State lawmakers return to Lansing on Wednesday and the climate at the state capitol for republicans and the governor may be chilly. Democrats are still feeling the sting from losses they suffered in the lame duck session.
The labor anti-right to work demonstrations are gone, but not forgotten. The fall out from the confrontation continues to have an impact on the Michigan political scene. For one thing, when they vote later this week on electing Jase Bolger as the new speaker, will there be the traditional unanimous vote from both parties?
Some democrats are still upset with the treatment they got from the House republicans and some may not support the speaker. That will be one of the issues that the new house democratic leader Rep. Tim Greimel and Rep. Jase Bolger discuss this week when they meet behind closed doors.
Meanwhile, moderate republicans and independent voters have been watching the governor's role in all this and even he concedes some of them are taking a second look. One of those is the Democratic President of the State Board of Education John Austin.
He says he is friends with the governor and wants to continue to work with him, but he is not sure anymore that Governor Snyder is promoting the moderate policies of former moderate GOP Goveror Bill Milliken. Austin says Snyder needs to win them back.

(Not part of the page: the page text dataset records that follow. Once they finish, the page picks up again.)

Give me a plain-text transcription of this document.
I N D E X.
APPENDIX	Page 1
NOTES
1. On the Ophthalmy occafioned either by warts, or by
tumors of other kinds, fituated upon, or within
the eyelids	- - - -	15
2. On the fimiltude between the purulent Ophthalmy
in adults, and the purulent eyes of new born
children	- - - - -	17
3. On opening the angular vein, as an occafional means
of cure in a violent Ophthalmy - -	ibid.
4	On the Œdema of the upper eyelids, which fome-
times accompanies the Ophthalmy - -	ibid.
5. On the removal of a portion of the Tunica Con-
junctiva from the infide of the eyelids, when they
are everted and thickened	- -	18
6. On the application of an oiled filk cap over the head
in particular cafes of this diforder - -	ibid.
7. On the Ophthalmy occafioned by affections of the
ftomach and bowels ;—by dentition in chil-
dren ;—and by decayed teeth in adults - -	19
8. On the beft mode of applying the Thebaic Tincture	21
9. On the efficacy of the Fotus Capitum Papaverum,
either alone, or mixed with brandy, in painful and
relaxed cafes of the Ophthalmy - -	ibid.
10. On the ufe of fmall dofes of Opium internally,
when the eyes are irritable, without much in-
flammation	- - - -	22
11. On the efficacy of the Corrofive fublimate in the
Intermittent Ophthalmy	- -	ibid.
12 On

"I think it is unfortunate that he has not proven to be the moderate centrist a lot of people, independents and democrats who elected him expected," said Austin. (Reproter) Is he a milliken moderate? "Not on the record. Maybe in his heart," said Austin.
The governor is hoping long term, moderates and independents will agree with what he is attempting to do, but at least for the time being he concedes.
"I think it really caused them pause with the divisivness. He said it shouldn't happen and it did happen," said Snyder. "And the best thing you can do is stay focused on trying to do the best job you can."
Two years ago, democrats and labor were willing to give the governor the benefit of the doubt. Now that goodwill appears to be a thing of the past, which makes the new year for the governor more challenging.